This stoneware bowl by the English potter Bernard Leach was given to the Victoria and Albert Museum by Lt-Colonel K. Dingwall, a generous supporter of the Museum, in 1926.
This bowl was one of Leach's favourites: 'I like this cut-sided pot as well as anything I have made'. It was illustrated by him in several significant publications, including his famous 'A Potter's Book', perhaps the most influential book on pottery making ever written, first published in 1940 and in print ever since, translated into a dozen different languages. But the qualities of this bowl were actually the result of an accident.
Leach was the founder of the British studio pottery movement, and one of the world's key figures in encouraging the development of small-scale craft production. His training as a potter in Japan 1910-20 is often seen as the foundation for his later success. But Leach faced considerable difficulties in establishing his pottery in St Ives, not least of which was finding fuel with which to fire his kiln – Cornwall being particularly short of woods and forests.

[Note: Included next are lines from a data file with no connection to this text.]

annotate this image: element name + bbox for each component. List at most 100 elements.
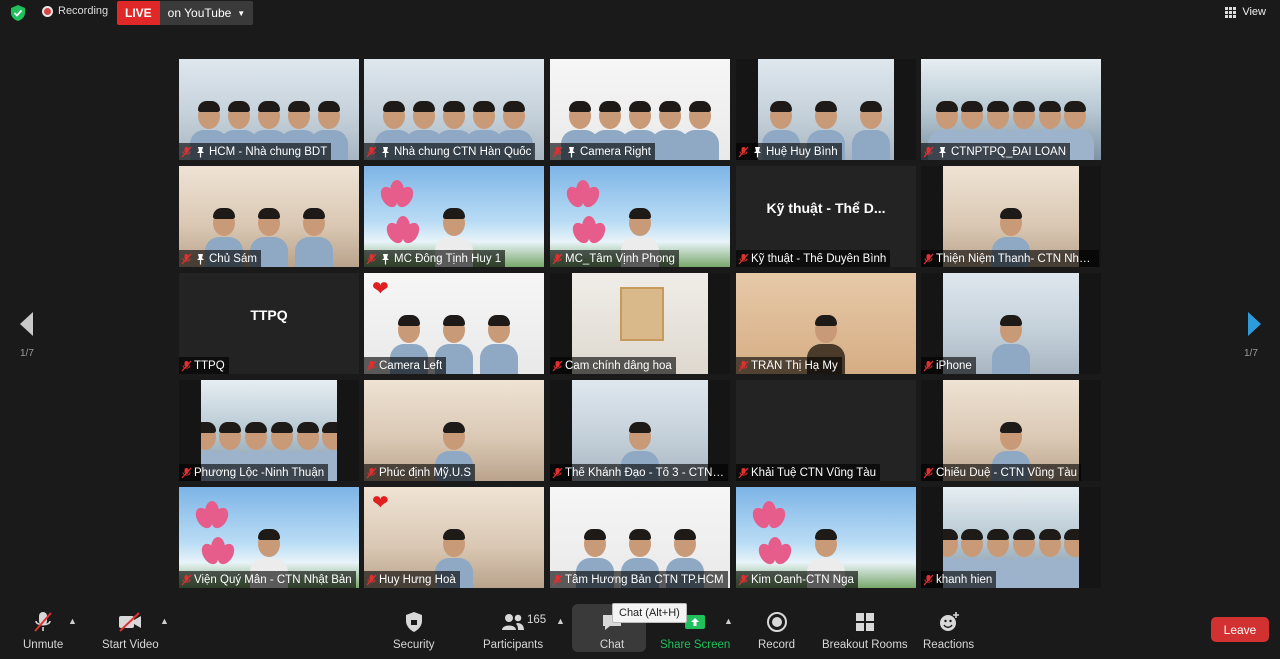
letterbox-bar xyxy=(894,59,916,160)
video-tile[interactable]: Kim Oanh-CTN Nga xyxy=(736,487,916,588)
video-tile[interactable]: Chiếu Duệ - CTN Vũng Tàu xyxy=(921,380,1101,481)
muted-mic-icon xyxy=(366,146,377,157)
pin-icon xyxy=(382,253,389,264)
previous-page-arrow-icon[interactable] xyxy=(17,310,37,338)
video-tile[interactable]: MC Đông Tịnh Huy 1 xyxy=(364,166,544,267)
pin-icon xyxy=(754,146,761,157)
participant-name: MC_Tâm Vịnh Phong xyxy=(565,252,675,265)
muted-mic-icon xyxy=(366,360,377,371)
participant-display-name: TTPQ xyxy=(250,306,288,323)
letterbox-bar xyxy=(1079,380,1101,481)
lotus-flower-graphic xyxy=(749,501,789,532)
participants-options-chevron-icon[interactable]: ▲ xyxy=(556,616,565,626)
unmute-button[interactable]: Unmute xyxy=(23,610,63,651)
participant-name: Camera Right xyxy=(580,145,651,158)
participant-name-caption: Chủ Sám xyxy=(179,250,261,267)
participant-display-name: Kỹ thuật - Thể D... xyxy=(766,199,886,216)
video-tile[interactable]: TRẦN Thị Hạ My xyxy=(736,273,916,374)
participant-name-caption: Khải Tuệ CTN Vũng Tàu xyxy=(736,464,881,481)
letterbox-bar xyxy=(1079,273,1101,374)
video-tile[interactable]: ❤ Camera Left xyxy=(364,273,544,374)
muted-mic-icon xyxy=(738,574,749,585)
video-tile[interactable]: Viện Quý Mẫn - CTN Nhật Bản xyxy=(179,487,359,588)
security-label: Security xyxy=(393,639,435,651)
letterbox-bar xyxy=(337,380,359,481)
chat-label: Chat xyxy=(599,639,625,651)
video-tile[interactable]: Nhà chung CTN Hàn Quốc xyxy=(364,59,544,160)
view-button[interactable]: View xyxy=(1225,6,1266,18)
audio-options-chevron-icon[interactable]: ▲ xyxy=(68,616,77,626)
video-tile[interactable]: CTNPTPQ_ĐÀI LOAN xyxy=(921,59,1101,160)
share-options-chevron-icon[interactable]: ▲ xyxy=(724,616,733,626)
participant-name: Thể Khánh Đạo - Tổ 3 - CTN Nhật Bản xyxy=(565,466,724,479)
participant-figure xyxy=(681,101,719,160)
muted-mic-icon xyxy=(552,253,563,264)
leave-button[interactable]: Leave xyxy=(1211,617,1269,642)
lotus-flower-graphic xyxy=(755,537,795,568)
security-shield-icon[interactable] xyxy=(9,4,27,22)
video-tile[interactable]: Phúc định Mỹ.U.S xyxy=(364,380,544,481)
muted-mic-icon xyxy=(923,253,934,264)
letterbox-bar xyxy=(1079,487,1101,588)
recording-dot-icon xyxy=(42,5,53,17)
reactions-button[interactable]: Reactions xyxy=(923,610,974,651)
video-tile[interactable]: Phương Lộc -Ninh Thuận xyxy=(179,380,359,481)
video-tile[interactable]: HCM - Nhà chung BDT xyxy=(179,59,359,160)
participant-name-caption: Camera Right xyxy=(550,143,655,160)
video-tile[interactable]: Chủ Sám xyxy=(179,166,359,267)
pin-icon xyxy=(197,146,204,157)
next-page-arrow-icon[interactable] xyxy=(1244,310,1264,338)
start-video-button[interactable]: Start Video xyxy=(102,610,159,651)
youtube-label: on YouTube xyxy=(167,6,232,20)
video-tile[interactable]: Khải Tuệ CTN Vũng Tàu xyxy=(736,380,916,481)
record-button[interactable]: Record xyxy=(758,610,795,651)
participant-name-caption: Phúc định Mỹ.U.S xyxy=(364,464,476,481)
live-label: LIVE xyxy=(117,1,160,25)
video-tile[interactable]: ❤ Huy Hưng Hoà xyxy=(364,487,544,588)
participant-name-caption: Thiện Niệm Thanh- CTN Nhật Bản xyxy=(921,250,1099,267)
video-options-chevron-icon[interactable]: ▲ xyxy=(160,616,169,626)
video-tile[interactable]: Tâm Hương Bản CTN TP.HCM xyxy=(550,487,730,588)
live-stream-badge[interactable]: LIVE on YouTube ▼ xyxy=(117,1,254,25)
lotus-flower-graphic xyxy=(377,180,417,211)
muted-mic-icon xyxy=(366,467,377,478)
video-tile[interactable]: Thể Khánh Đạo - Tổ 3 - CTN Nhật Bản xyxy=(550,380,730,481)
muted-mic-icon xyxy=(738,360,749,371)
video-tile[interactable]: Thiện Niệm Thanh- CTN Nhật Bản xyxy=(921,166,1101,267)
muted-mic-icon xyxy=(923,467,934,478)
page-indicator-left: 1/7 xyxy=(20,348,34,359)
participant-name: HCM - Nhà chung BDT xyxy=(209,145,328,158)
participant-name-caption: MC_Tâm Vịnh Phong xyxy=(550,250,679,267)
participant-name-caption: TRẦN Thị Hạ My xyxy=(736,357,842,374)
video-tile[interactable]: Camera Right xyxy=(550,59,730,160)
participant-name-caption: Thể Khánh Đạo - Tổ 3 - CTN Nhật Bản xyxy=(550,464,728,481)
participant-name: Thiện Niệm Thanh- CTN Nhật Bản xyxy=(936,252,1095,265)
participant-name-caption: HCM - Nhà chung BDT xyxy=(179,143,332,160)
muted-mic-icon xyxy=(552,574,563,585)
muted-mic-icon xyxy=(181,467,192,478)
video-tile[interactable]: Cam chính dâng hoa xyxy=(550,273,730,374)
participant-name: Nhà chung CTN Hàn Quốc xyxy=(394,145,532,158)
breakout-rooms-icon xyxy=(855,613,874,631)
video-tile[interactable]: khanh hien xyxy=(921,487,1101,588)
muted-mic-icon xyxy=(738,467,749,478)
pin-icon xyxy=(382,146,389,157)
recording-indicator[interactable]: Recording xyxy=(42,5,108,17)
video-tile[interactable]: MC_Tâm Vịnh Phong xyxy=(550,166,730,267)
muted-mic-icon xyxy=(552,467,563,478)
participant-name-caption: Tâm Hương Bản CTN TP.HCM xyxy=(550,571,728,588)
breakout-rooms-button[interactable]: Breakout Rooms xyxy=(822,610,908,651)
muted-mic-icon xyxy=(923,360,934,371)
video-tile[interactable]: TTPQ TTPQ xyxy=(179,273,359,374)
video-tile[interactable]: Kỹ thuật - Thể D... Kỹ thuật - Thể Duyên … xyxy=(736,166,916,267)
muted-mic-icon xyxy=(366,253,377,264)
video-tile[interactable]: Huệ Huy Bình xyxy=(736,59,916,160)
video-tile[interactable]: iPhone xyxy=(921,273,1101,374)
muted-mic-icon xyxy=(738,253,749,264)
unmute-label: Unmute xyxy=(23,639,64,651)
security-button[interactable]: Security xyxy=(393,610,435,651)
youtube-dropdown[interactable]: on YouTube ▼ xyxy=(159,1,254,25)
participant-name-caption: TTPQ xyxy=(179,357,229,374)
participant-name: TTPQ xyxy=(194,359,225,372)
share-screen-label: Share Screen xyxy=(660,639,731,651)
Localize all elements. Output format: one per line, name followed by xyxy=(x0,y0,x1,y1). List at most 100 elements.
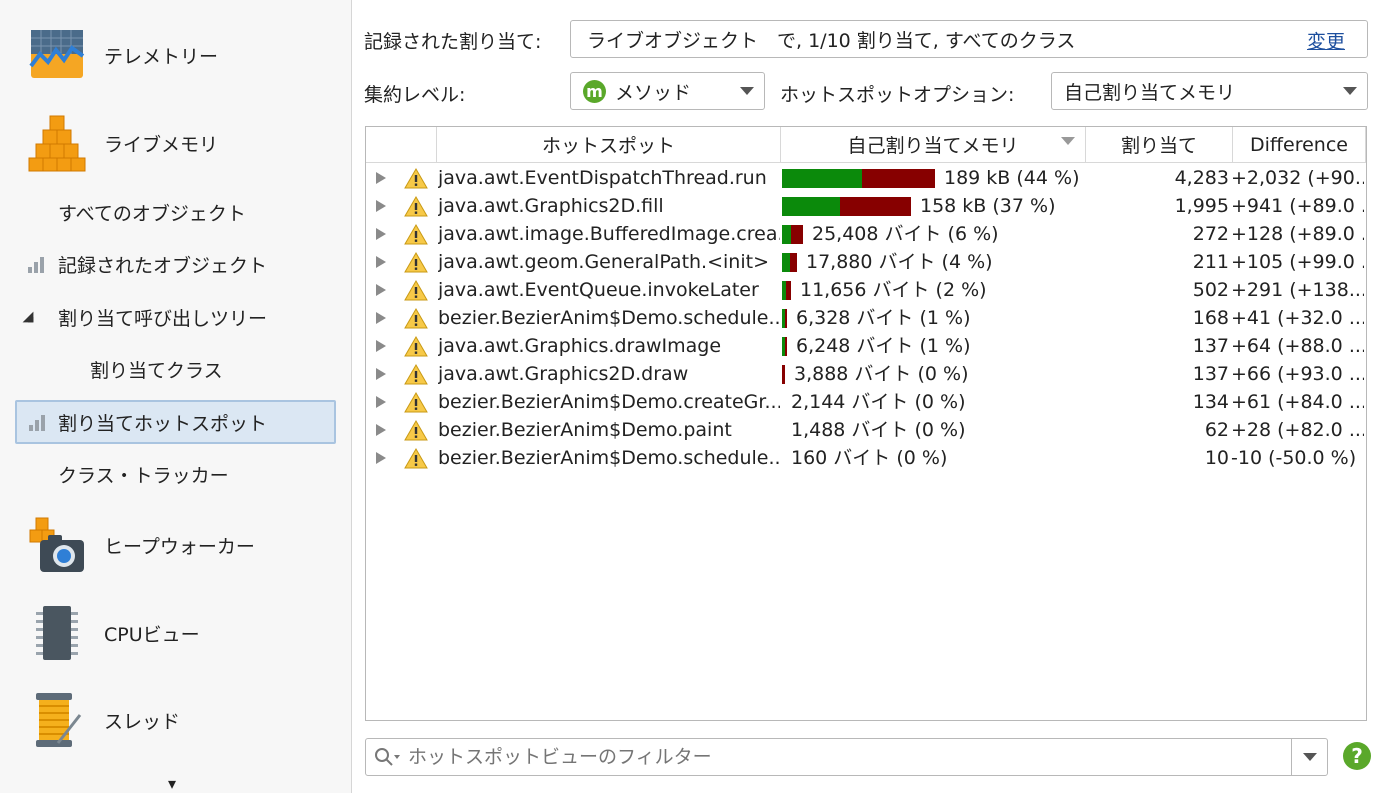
self-memory-value: 2,144 バイト (0 %) xyxy=(791,391,966,413)
heap-walker-camera-icon xyxy=(29,517,84,572)
table-row[interactable]: java.awt.EventQueue.invokeLater 11,656 バイ… xyxy=(366,276,1366,304)
column-header-blank xyxy=(366,127,437,163)
expand-arrow-icon[interactable] xyxy=(376,172,386,184)
expand-arrow-icon[interactable] xyxy=(376,312,386,324)
bar-chart-icon xyxy=(29,415,47,431)
memory-bar-green xyxy=(782,253,790,272)
table-row[interactable]: bezier.BezierAnim$Demo.schedule... 160 バイ… xyxy=(366,444,1366,472)
self-memory-value: 160 バイト (0 %) xyxy=(791,447,948,469)
memory-bar-red xyxy=(786,281,791,300)
memory-bar-red xyxy=(791,225,803,244)
warning-icon xyxy=(404,308,428,329)
nav-alloc-call-tree-label: 割り当て呼び出しツリー xyxy=(58,307,268,330)
hotspot-name: java.awt.EventDispatchThread.run xyxy=(438,167,767,189)
self-memory-value: 6,248 バイト (1 %) xyxy=(796,335,971,357)
memory-bar xyxy=(782,197,911,216)
nav-heap-walker-label: ヒープウォーカー xyxy=(104,535,255,558)
thread-spool-icon xyxy=(36,693,82,747)
nav-all-objects[interactable]: すべてのオブジェクト xyxy=(58,193,246,231)
expand-arrow-icon[interactable] xyxy=(376,396,386,408)
column-header-allocations[interactable]: 割り当て xyxy=(1086,127,1233,163)
aggregation-level-select[interactable]: m メソッド xyxy=(570,72,765,110)
table-row[interactable]: java.awt.Graphics.drawImage 6,248 バイト (1 … xyxy=(366,332,1366,360)
self-memory-value: 1,488 バイト (0 %) xyxy=(791,419,966,441)
nav-class-tracker[interactable]: クラス・トラッカー xyxy=(58,455,229,493)
difference-value: +941 (+89.0 ... xyxy=(1231,195,1364,217)
column-header-self-memory[interactable]: 自己割り当てメモリ xyxy=(781,127,1086,163)
expand-arrow-icon[interactable] xyxy=(376,284,386,296)
difference-value: +66 (+93.0 ... xyxy=(1231,363,1364,385)
sort-descending-icon xyxy=(1061,137,1075,145)
cubes-icon xyxy=(28,115,86,172)
difference-value: +105 (+99.0 ... xyxy=(1231,251,1364,273)
self-memory-value: 3,888 バイト (0 %) xyxy=(794,363,969,385)
allocations-value: 502 xyxy=(1192,279,1229,301)
column-header-allocations-label: 割り当て xyxy=(1120,135,1197,157)
change-link[interactable]: 変更 xyxy=(1307,27,1345,54)
table-row[interactable]: java.awt.EventDispatchThread.run 189 kB (… xyxy=(366,164,1366,192)
expand-arrow-icon[interactable] xyxy=(376,228,386,240)
filter-input[interactable] xyxy=(408,744,1268,770)
hotspot-options-select[interactable]: 自己割り当てメモリ xyxy=(1051,72,1368,110)
table-row[interactable]: java.awt.geom.GeneralPath.<init> 17,880 バ… xyxy=(366,248,1366,276)
table-row[interactable]: java.awt.image.BufferedImage.crea... 25,4… xyxy=(366,220,1366,248)
sidebar-more-chevron-icon[interactable]: ▾ xyxy=(168,774,176,793)
nav-live-memory[interactable]: ライブメモリ xyxy=(0,103,352,183)
table-row[interactable]: bezier.BezierAnim$Demo.schedule... 6,328 … xyxy=(366,304,1366,332)
warning-icon xyxy=(404,168,428,189)
self-memory-value: 11,656 バイト (2 %) xyxy=(800,279,987,301)
expand-arrow-icon[interactable] xyxy=(376,368,386,380)
nav-alloc-hotspots[interactable]: 割り当てホットスポット xyxy=(15,400,336,444)
main-panel: 記録された割り当て: ライブオブジェクト で, 1/10 割り当て, すべてのク… xyxy=(352,0,1379,793)
table-row[interactable]: bezier.BezierAnim$Demo.createGr... 2,144 … xyxy=(366,388,1366,416)
table-row[interactable]: java.awt.Graphics2D.fill 158 kB (37 %) 1,9… xyxy=(366,192,1366,220)
hotspot-name: bezier.BezierAnim$Demo.createGr... xyxy=(438,391,780,413)
hotspot-name: java.awt.Graphics.drawImage xyxy=(438,335,722,357)
nav-threads[interactable]: スレッド xyxy=(0,680,352,760)
filter-dropdown-button[interactable] xyxy=(1291,739,1327,775)
warning-icon xyxy=(404,196,428,217)
warning-icon xyxy=(404,280,428,301)
nav-recorded-objects-label: 記録されたオブジェクト xyxy=(58,254,268,277)
nav-recorded-objects[interactable]: 記録されたオブジェクト xyxy=(0,245,352,283)
nav-alloc-classes[interactable]: 割り当てクラス xyxy=(90,350,223,388)
memory-bar xyxy=(782,169,935,188)
warning-icon xyxy=(404,224,428,245)
nav-cpu-views[interactable]: CPUビュー xyxy=(0,593,352,673)
expand-arrow-icon[interactable] xyxy=(376,452,386,464)
hotspot-name: bezier.BezierAnim$Demo.schedule... xyxy=(438,307,780,329)
warning-icon xyxy=(404,420,428,441)
expand-arrow-icon[interactable] xyxy=(376,256,386,268)
hotspots-table: ホットスポット 自己割り当てメモリ 割り当て Difference java.a… xyxy=(365,126,1367,721)
nav-threads-label: スレッド xyxy=(104,710,181,733)
difference-value: +61 (+84.0 ... xyxy=(1231,391,1364,413)
chevron-down-icon xyxy=(740,87,754,95)
expand-arrow-icon[interactable] xyxy=(376,424,386,436)
column-header-difference-label: Difference xyxy=(1250,133,1348,156)
warning-icon xyxy=(404,252,428,273)
allocations-value: 10 xyxy=(1204,447,1229,469)
warning-icon xyxy=(404,336,428,357)
hotspot-filter[interactable] xyxy=(365,738,1328,776)
expand-arrow-icon[interactable] xyxy=(376,200,386,212)
expand-arrow-icon[interactable] xyxy=(376,340,386,352)
nav-telemetry[interactable]: テレメトリー xyxy=(0,15,352,95)
nav-heap-walker[interactable]: ヒープウォーカー xyxy=(0,505,352,585)
nav-alloc-call-tree[interactable]: 割り当て呼び出しツリー xyxy=(0,298,352,336)
table-row[interactable]: bezier.BezierAnim$Demo.paint 1,488 バイト (0… xyxy=(366,416,1366,444)
column-header-hotspot[interactable]: ホットスポット xyxy=(437,127,781,163)
allocations-value: 211 xyxy=(1192,251,1229,273)
nav-all-objects-label: すべてのオブジェクト xyxy=(58,202,246,225)
hotspot-name: java.awt.EventQueue.invokeLater xyxy=(438,279,759,301)
table-row[interactable]: java.awt.Graphics2D.draw 3,888 バイト (0 %) 1… xyxy=(366,360,1366,388)
memory-bar-red xyxy=(785,337,787,356)
column-header-hotspot-label: ホットスポット xyxy=(541,135,675,157)
help-icon[interactable]: ? xyxy=(1343,742,1371,770)
sidebar: テレメトリー ライブメモリ すべてのオブジェクト 記録されたオブジェクト 割り当… xyxy=(0,0,352,793)
difference-value: +291 (+138.... xyxy=(1231,279,1364,301)
column-header-difference[interactable]: Difference xyxy=(1233,127,1366,163)
memory-bar xyxy=(782,281,791,300)
memory-bar xyxy=(782,225,803,244)
collapse-triangle-icon[interactable] xyxy=(22,311,34,323)
memory-bar-green xyxy=(782,169,862,188)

Leach explains: 'I was helped by the kiln: we were using some railway sleeper wood as fuel, not knowing that it contained salt-peter for preservation, and although many pots were thereby ruined, a few, including this one glazed with celadon, came out with a matted surface
and pleasant, warm discoloration.'
The bowl had received an accidental salt-glaze on top of the intended stoneware glaze. Leach's regard for this piece is clearly shown by the price he asked for it. The exhibition label still stuck to the pot records the very large sum of £12 - more than twice the weekly income Leach was hoping to earn himself in those days.